Perkins served as the Ordinariate’s director of liturgy and worship. In that capacity, he
made history again by developing Divine Worship: The Missal – a universal liturgical aid
for the Ordinariate. The new missal celebrates the distinct liturgical language and music
of the Roman Rite with a nod to Anglican expression. It’s the first time a document from the Vatican allowed elements from separated ecclesial communities to be included in the Eucharistic celebration.
Standing side by side with the first edition of the Roman Missal, the worship aid “reflects
the Roman rite with an Anglican accent,” Fr. Perkins told the North Texas Catholic in 2015. “It echoes a treasured Anglican style, but it resonates with the richness of the Catholic faith.”

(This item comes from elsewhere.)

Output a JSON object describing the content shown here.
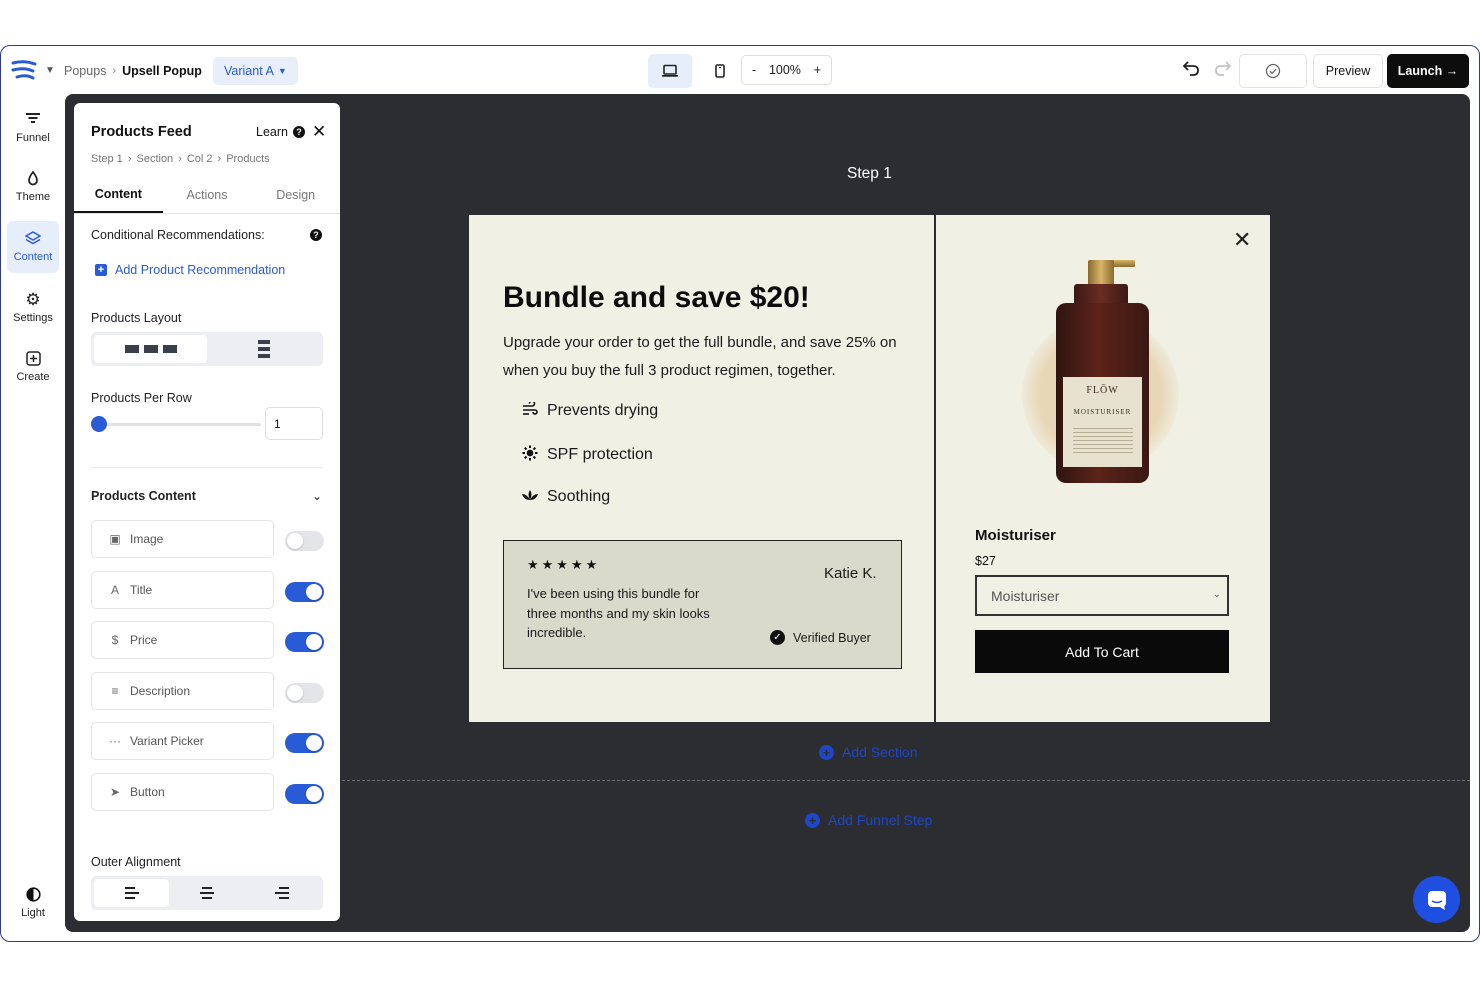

Although he is looking forward to new challenges, the dedicated clergyman regrets leaving the “wonderful people” of St. Mary the Virgin. Moving out of the Diocese of Fort Worth is another emotional hurdle. “It’s been a wonderful mothering home to me, and there are people here I love very much,” Fr. Perkins explains eloquently. “I’m eager for the work and excited about what we’re doing, but it’s always hard to say goodbye to those you’ve journeyed with for some time.”
With his parting words he asked people to pray for the success of the Ordinariate.“We hope to bring many, many more souls into the Church and the fullness of the faith we find in Jesus Christ,” he asserts. “Our request for prayer remains very fervent.”